Выбрать главу

Расстрелы были и 8 апреля. Полицаи и немцы рыскали по всем деревням, вылавливали и привозили для расстрела евреев, даже прятавшихся в деревнях, что в 20 км от Красного. Но нам повезло, нас не нашли. Русские люди нас надежно спрятали, жаль, что забыл их имена.

Через три дня я пришел в Красный. Знакомые мне сказали, что всех евреев расстреляли и закапывали живьем. Земля над обреченными долго дышала. Мой двоюродный брат Миля Петров (его мать — моя тетя) спрятался в печку-голландку. От страха он, пятнадцатилетний, как-то туда залез. Полицаи его не нашли. Назавтра он пошел в дер. Сорокино и встретил полицаев, которые его застрелили. Такая же участь постигла и моего дядю Наума Сорина.

Место, где расстреливали и сваливали убитых и раненых евреев, называется Буриевщина. Сейчас там стоит маленький памятник-камень, всеми забытый. Памятник поставили старший сын Сориных Александр Наумович и заведующий музеем Ерашов. Александр Наумович воевал, но уцелел.

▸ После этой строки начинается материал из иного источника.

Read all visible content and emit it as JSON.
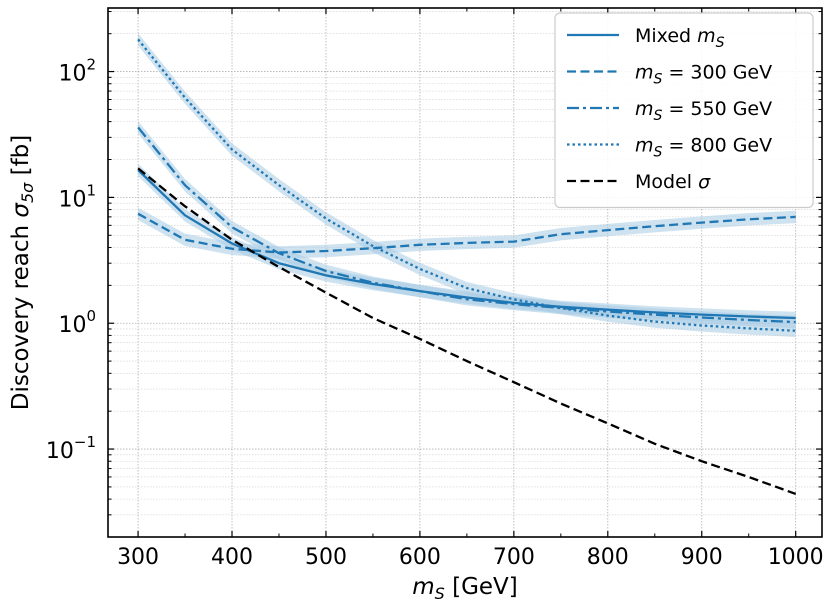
{
  "chart_data": {
    "type": "line",
    "xlabel_parts": [
      "m",
      "S",
      " [GeV]"
    ],
    "ylabel_parts": [
      "Discovery reach ",
      "σ",
      "5σ",
      " [fb]"
    ],
    "xlim": [
      268,
      1028
    ],
    "ylim": [
      0.02,
      320
    ],
    "yscale": "log",
    "grid": true,
    "legend_position": "top-right",
    "x_ticks": [
      300,
      400,
      500,
      600,
      700,
      800,
      900,
      1000
    ],
    "y_ticks": [
      {
        "value": 0.1,
        "base": "10",
        "exp": "−1"
      },
      {
        "value": 1,
        "base": "10",
        "exp": "0"
      },
      {
        "value": 10,
        "base": "10",
        "exp": "1"
      },
      {
        "value": 100,
        "base": "10",
        "exp": "2"
      }
    ],
    "series": [
      {
        "key": "mixed",
        "label_parts": [
          "Mixed ",
          "m",
          "S",
          ""
        ],
        "color": "#1f77b4",
        "band_color": "#a6cbe3",
        "dash": "solid",
        "x": [
          300,
          350,
          400,
          450,
          500,
          550,
          600,
          650,
          700,
          750,
          800,
          850,
          900,
          950,
          1000
        ],
        "y": [
          16.5,
          7.2,
          4.3,
          3.0,
          2.4,
          2.05,
          1.8,
          1.6,
          1.45,
          1.35,
          1.28,
          1.22,
          1.17,
          1.13,
          1.1
        ]
      },
      {
        "key": "ms300",
        "label_parts": [
          "",
          "m",
          "S",
          " = 300 GeV"
        ],
        "color": "#1f77b4",
        "band_color": "#a6cbe3",
        "dash": "dashed",
        "x": [
          300,
          350,
          400,
          450,
          500,
          550,
          600,
          650,
          700,
          750,
          800,
          850,
          900,
          950,
          1000
        ],
        "y": [
          7.4,
          4.6,
          3.9,
          3.65,
          3.75,
          3.95,
          4.2,
          4.35,
          4.45,
          5.1,
          5.5,
          5.9,
          6.3,
          6.7,
          7.0
        ]
      },
      {
        "key": "ms550",
        "label_parts": [
          "",
          "m",
          "S",
          " = 550 GeV"
        ],
        "color": "#1f77b4",
        "band_color": "#a6cbe3",
        "dash": "dashdot",
        "x": [
          300,
          350,
          400,
          450,
          500,
          550,
          600,
          650,
          700,
          750,
          800,
          850,
          900,
          950,
          1000
        ],
        "y": [
          36,
          12.5,
          5.8,
          3.6,
          2.6,
          2.1,
          1.8,
          1.55,
          1.42,
          1.32,
          1.24,
          1.17,
          1.11,
          1.06,
          1.02
        ]
      },
      {
        "key": "ms800",
        "label_parts": [
          "",
          "m",
          "S",
          " = 800 GeV"
        ],
        "color": "#1f77b4",
        "band_color": "#a6cbe3",
        "dash": "dotted",
        "x": [
          300,
          350,
          400,
          450,
          500,
          550,
          600,
          650,
          700,
          750,
          800,
          850,
          900,
          950,
          1000
        ],
        "y": [
          180,
          62,
          24,
          12.5,
          6.8,
          4.1,
          2.7,
          1.9,
          1.55,
          1.32,
          1.15,
          1.03,
          0.96,
          0.91,
          0.87
        ]
      },
      {
        "key": "model",
        "label_parts": [
          "Model ",
          "σ",
          "",
          ""
        ],
        "color": "#000000",
        "dash": "dashed",
        "x": [
          300,
          350,
          400,
          450,
          500,
          550,
          600,
          650,
          700,
          750,
          800,
          850,
          900,
          950,
          1000
        ],
        "y": [
          17,
          8.5,
          4.6,
          2.8,
          1.75,
          1.1,
          0.75,
          0.5,
          0.34,
          0.23,
          0.16,
          0.11,
          0.08,
          0.06,
          0.044
        ]
      }
    ]
  }
}
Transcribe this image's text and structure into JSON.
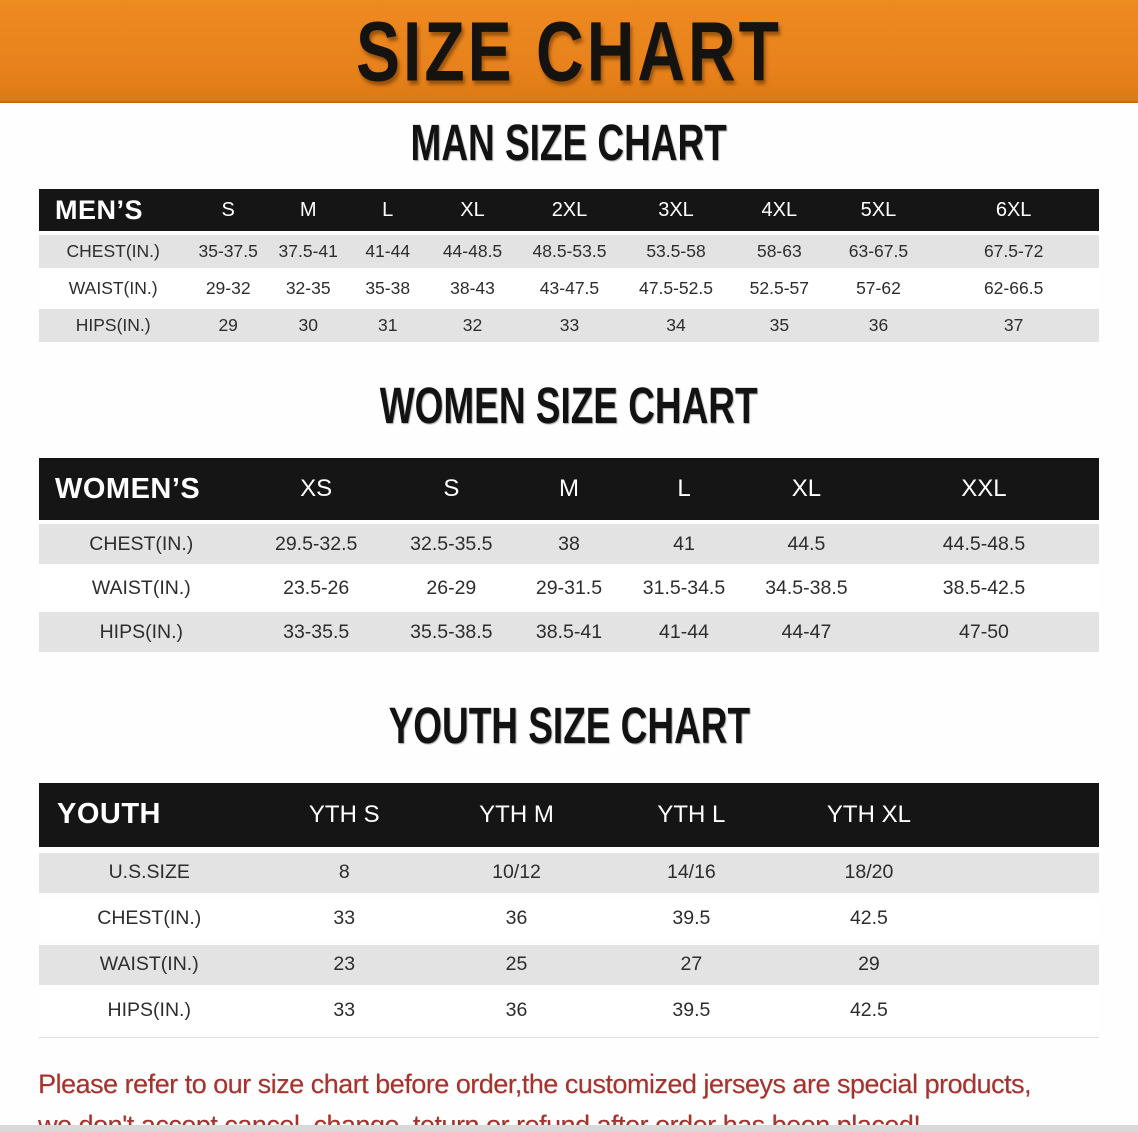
{
  "banner": {
    "title": "SIZE CHART"
  },
  "sections": [
    {
      "heading": "MAN SIZE CHART",
      "table": {
        "id": "men",
        "header_label": "MEN’S",
        "columns": [
          "S",
          "M",
          "L",
          "XL",
          "2XL",
          "3XL",
          "4XL",
          "5XL",
          "6XL"
        ],
        "rows": [
          {
            "label": "CHEST(IN.)",
            "values": [
              "35-37.5",
              "37.5-41",
              "41-44",
              "44-48.5",
              "48.5-53.5",
              "53.5-58",
              "58-63",
              "63-67.5",
              "67.5-72"
            ]
          },
          {
            "label": "WAIST(IN.)",
            "values": [
              "29-32",
              "32-35",
              "35-38",
              "38-43",
              "43-47.5",
              "47.5-52.5",
              "52.5-57",
              "57-62",
              "62-66.5"
            ]
          },
          {
            "label": "HIPS(IN.)",
            "values": [
              "29",
              "30",
              "31",
              "32",
              "33",
              "34",
              "35",
              "36",
              "37"
            ]
          }
        ]
      }
    },
    {
      "heading": "WOMEN SIZE CHART",
      "table": {
        "id": "women",
        "header_label": "WOMEN’S",
        "columns": [
          "XS",
          "S",
          "M",
          "L",
          "XL",
          "XXL"
        ],
        "rows": [
          {
            "label": "CHEST(IN.)",
            "values": [
              "29.5-32.5",
              "32.5-35.5",
              "38",
              "41",
              "44.5",
              "44.5-48.5"
            ]
          },
          {
            "label": "WAIST(IN.)",
            "values": [
              "23.5-26",
              "26-29",
              "29-31.5",
              "31.5-34.5",
              "34.5-38.5",
              "38.5-42.5"
            ]
          },
          {
            "label": "HIPS(IN.)",
            "values": [
              "33-35.5",
              "35.5-38.5",
              "38.5-41",
              "41-44",
              "44-47",
              "47-50"
            ]
          }
        ]
      }
    },
    {
      "heading": "YOUTH SIZE CHART",
      "table": {
        "id": "youth",
        "header_label": "YOUTH",
        "filler": true,
        "columns": [
          "YTH S",
          "YTH M",
          "YTH L",
          "YTH XL"
        ],
        "rows": [
          {
            "label": "U.S.SIZE",
            "values": [
              "8",
              "10/12",
              "14/16",
              "18/20"
            ]
          },
          {
            "label": "CHEST(IN.)",
            "values": [
              "33",
              "36",
              "39.5",
              "42.5"
            ]
          },
          {
            "label": "WAIST(IN.)",
            "values": [
              "23",
              "25",
              "27",
              "29"
            ]
          },
          {
            "label": "HIPS(IN.)",
            "values": [
              "33",
              "36",
              "39.5",
              "42.5"
            ]
          }
        ]
      }
    }
  ],
  "disclaimer": {
    "line1": "Please refer to our size chart before order,the customized jerseys are special products,",
    "line2": "we don't accept cancel, change, teturn or refund after order has been placed!"
  },
  "colors": {
    "banner_bg": "#E8811B",
    "header_bar_bg": "#151515",
    "row_stripe_bg": "#E3E3E3",
    "disclaimer_text": "#A5322C"
  }
}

Собранных в доме Цейтлиных и других домах евреев на огромных крытых машинах повезли в Буриевщину, к месту расстрела. Проезжая через мост, студентка 3-го курса Смоленского мединститута Сорина Рива сумела выпрыгнуть из машины в речку Свилая. Ее застрелили и бросили к пока еще живым людям в машину.

Разные были русские люди. Одни полицаи и предатели убивали, грабили или выдавали тех, кто прятался, а другие, рискуя жизнью, спасали евреев, людей попавших в беду: партизан, коммунистов, патриотов, попавших в окружение солдат.

В одном месте долго опасно было оставаться. Наша семья 25 месяцев оккупации бросалась в разные деревни: Сорокино, Буяново, Павлово, Николаевку, Семеново, Соломоново, а потом попали в Белоруссию: в Ленинском районе деревни Романово, Баево, в Мстиславльском районе Лютня, Бобрики, Конезавод. Последние три месяца перед освобождением все лето мы жили в лесу, в землянке. Питание просили в деревнях, что всегда было очень опасно. В лесу мы вставали с покрытых тряпками земли или хвои. Прислушивались: идет бой или нет. Когда стреляли орудия, мы были рады — идут наши.

25 сентября 1943 года в лесу под Мстиславлем мы встретили Красную Армию. Сначала я один с попутными машинами добрался до Красного, а потом военные нас всех перевезли в наш уцелевший дом.

Солдаты, перевозившие нас, подсказали мне написать письмо Эренбургу, дали его адрес».

Ноябрь 1998 г.

ЛЯДЫ

У реки Мереи

И. Цынман

21 июля 1991 года несколько смоленских пенсионеров: З. Н. Фрадкин, Е. Я. Дынин, Ю. В. Пухачевский пригласили меня посетить Ляды, находящиеся на границе Смоленской и Витебской областей на берегу реки Мерея.

На правом смоленском берегу этого притока Днепра находится захоронение более двух тысяч жителей этого еврейского местечка и беженцев из белорусских городов, не сумевших выйти из немецкого окружения.

По дороге из Красного, не доезжая моста через Мерею, справа мы увидели красный камень, поставленный в память событий 1812 года, а рядом с ним памятник, сооруженный в 1966 году на средства, собранные родственниками погибших.

На камне мы прочитали: «Здесь находятся останки более двух тысяч советских граждан: женщин, стариков, детей, замученных и убитых фашистами 2 апреля 1942 года. Вечная память погибшим. Родные! Память о Вас живет, и вечно будет жить в наших сердцах. Ляды. 1966 г.»

Рядом с огороженным памятником находится большое непаханное поле, заросшее ковылем с большими провалами, следами мест захоронений.

О том, что случилось в Лядах, рассказала 31 октября 1943 г. газета Западного фронта «Красноармейская правда». Капитан В. Ю. Усалиев в ней сообщал: «…У реки Мереи на самой границе между БССР и Смоленской областью дорогу пересекает глубокий ров. На следующий день после освобождения местечка Ляды от немецких захватчиков представители Красной Армии и гражданских организаций произвели раскопку рва, и перед ними предстала страшная картина злодеяний немцев. Ее довелось увидеть сотням бойцов и офицеров, проходящих по дороге. Воины подходили к краю глубокой ямы, когда они смотрели вниз, у них замирали сердца. Закутанный в одеяло ребенок с соской во рту, лежащий в объятиях растерзанной матери. Обезображенные трупы седых стариков, молодых женщин, юноши с размозженными головами. И бойцы, с побледневшими от боли и гнева лицами, оглядывались назад как бы для того, чтобы навсегда сохранить в памяти увиденное, и еще крепче сжимали винтовки.